Możesz ewentualnie zmierzyć przewód, zajść do sklepu z artykułami motoryzacyjnymi i kupić nowy, miedziany przewód o takiej samej długości z zarobionymi końcówkami. W ten sposób wymienisz cały.
_________________ Hasła są jak majtki. Nie zostawiaj ich w miejscu, w którym inni mogą je zobaczyć, zmieniaj je regularnie ...i lepiej nikomu nie pożyczaj.
podczepię się do tematu:
oprawca_1978, jak samemu odpowietrzyć hamulce?
Bardzo prosto samemu można heble odpowietrzyć.
Ale wtedy potrzebny jest wężyk o długości nie 40 cm ale co najmniej dziesięć razy dłuższy (tak samo długi co najmniej jak samochód cały).
Bierze się kluczyk chyba nr 8 (z tego co pamiętam z mojego leciwego Poloneza), zakłada na odpowietrznik (oczkowy kluczyk najlepszy jest), i najpierw najpierw próbować poruszyć odpowietrznik (i modlić się zarazem, by się nie ukręcił, co często stać się może).
Jak da się poruszyć odpowietrznik, to wtedy kluczyka nie zdejmujemy, zakładamy wężyk igielitowy o długości jak napisałem wyżej, najlepiej założyć na ten wężyk zacisk samoczynny (żeby popuszczony weń płyn hamulcowy nie uciekał sobie swobodnie, ma on troszku małe napięcie powierzchniowe i lubi penetrować, a wężyk fi 5 to już za duża średnica, żeby go utrzymać.
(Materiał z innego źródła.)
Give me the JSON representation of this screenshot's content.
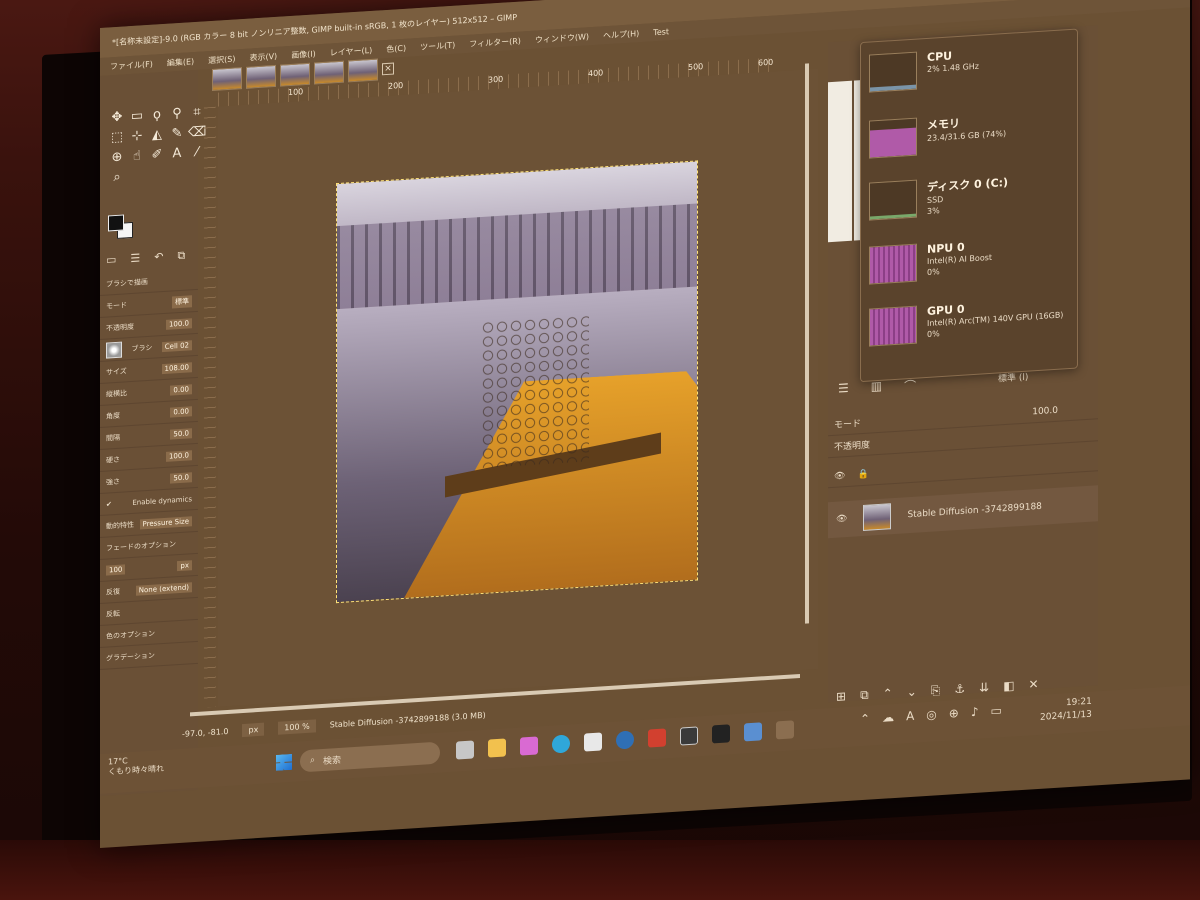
{
  "window": {
    "title": "*[名称未設定]-9.0 (RGB カラー 8 bit ノンリニア整数, GIMP built-in sRGB, 1 枚のレイヤー) 512x512 – GIMP",
    "controls": [
      "—",
      "❐",
      "✕"
    ]
  },
  "menu": [
    "ファイル(F)",
    "編集(E)",
    "選択(S)",
    "表示(V)",
    "画像(I)",
    "レイヤー(L)",
    "色(C)",
    "ツール(T)",
    "フィルター(R)",
    "ウィンドウ(W)",
    "ヘルプ(H)",
    "Test"
  ],
  "ruler": {
    "ticks": [
      "100",
      "200",
      "300",
      "400",
      "500",
      "600"
    ]
  },
  "tool_options": {
    "title": "ブラシで描画",
    "mode_label": "モード",
    "mode_value": "標準",
    "opacity_label": "不透明度",
    "opacity_value": "100.0",
    "brush_label": "ブラシ",
    "brush_value": "Cell 02",
    "rows": [
      {
        "label": "サイズ",
        "value": "108.00"
      },
      {
        "label": "縦横比",
        "value": "0.00"
      },
      {
        "label": "角度",
        "value": "0.00"
      },
      {
        "label": "間隔",
        "value": "50.0"
      },
      {
        "label": "硬さ",
        "value": "100.0"
      },
      {
        "label": "強さ",
        "value": "50.0"
      }
    ],
    "enable_dynamics": "Enable dynamics",
    "dynamics_label": "動的特性",
    "dynamics_value": "Pressure Size",
    "fade_label": "フェードのオプション",
    "fade_value": "100",
    "fade_unit": "px",
    "repeat_label": "反復",
    "repeat_value": "None (extend)",
    "reverse_label": "反転",
    "color_options": "色のオプション",
    "gradient_label": "グラデーション"
  },
  "status": {
    "coords": "-97.0, -81.0",
    "unit": "px",
    "zoom": "100 %",
    "info": "Stable Diffusion -3742899188 (3.0 MB)"
  },
  "layers": {
    "mode_value": "標準 (l)",
    "mode_label": "モード",
    "opacity_label": "不透明度",
    "opacity_value": "100.0",
    "layer_name": "Stable Diffusion -3742899188"
  },
  "perf": [
    {
      "name": "CPU",
      "sub1": "2% 1.48 GHz",
      "sub2": "",
      "fill": 0.1,
      "kind": "cpu"
    },
    {
      "name": "メモリ",
      "sub1": "23.4/31.6 GB (74%)",
      "sub2": "",
      "fill": 0.74,
      "kind": "mem"
    },
    {
      "name": "ディスク 0 (C:)",
      "sub1": "SSD",
      "sub2": "3%",
      "fill": 0.03,
      "kind": "disk"
    },
    {
      "name": "NPU 0",
      "sub1": "Intel(R) AI Boost",
      "sub2": "0%",
      "fill": 1.0,
      "kind": "npu"
    },
    {
      "name": "GPU 0",
      "sub1": "Intel(R) Arc(TM) 140V GPU (16GB)",
      "sub2": "0%",
      "fill": 1.0,
      "kind": "gpu"
    }
  ],
  "taskbar": {
    "weather_temp": "17°C",
    "weather_desc": "くもり時々晴れ",
    "search": "検索",
    "time": "19:21",
    "date": "2024/11/13"
  }
}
Kierujemy koniec wężyka w kierunku zbiorniczka płynu hamulcowego, otwieramy go i umieszczamy wylot wężyka w jego wlewie.
Odkręcamy lekko odpowietrznik i pilnując, żeby wężyk nie wyleciał ze zbiorniczka, pompujemy radośnie pedałem hebla, zarazem pilnując, żeby się poziom płynu za mocno nie obniżył (płynu ze zbiorniczka ubędzie tyle, ile ma sumaryczną pojemność wnętrze wężyka, można sobie to nawet policzyć, mnożąc powierzchnię jego średnicy wewnętrznej razy jego długość, wzór na pojemność walca się kłania, oraz tyle jego ubędzie, co pocieknie po odpowietrzniku, itd..).
Osobnik, który podczas odpowietrzania układu chciałby zarazem przefiltrować sobie płyn, tudzież wyłapać zanieczyszczenia, które są w układzie hamulcowym, powinien ten wężyk wyposażyć w szeregowy filtr, np. od starej Łady czy Fiata. Wyłapie on pięknie brudziki z układu w sposób doskonały.
Odpowietrznika nie odkręcamy za mocno, bo będzie płyn za szybko cyrlukował. Ma być odpuszczony tak w "sam raz".
W taki to sposób, zamykamy pętlę obiegu płynu pomiędzy pompą a danym zaciskiem, który odpowietrzamy. Płyn, krążyć będzie na zasadzie "perpetum mobile", a powietrze, które ewentualnie będzie w układzie, ujdzie sobie swobodnie do atmosfery. I tak możemy pompować, ile sił w nodze będzie i chęci do tego. Wg mnie, dwadzieścia pompnięć wystarczy, żeby odpowietrzyć układ w danym kole. Oczywiście, wiadomo, powtarzamy tą czynność dla każdego koła.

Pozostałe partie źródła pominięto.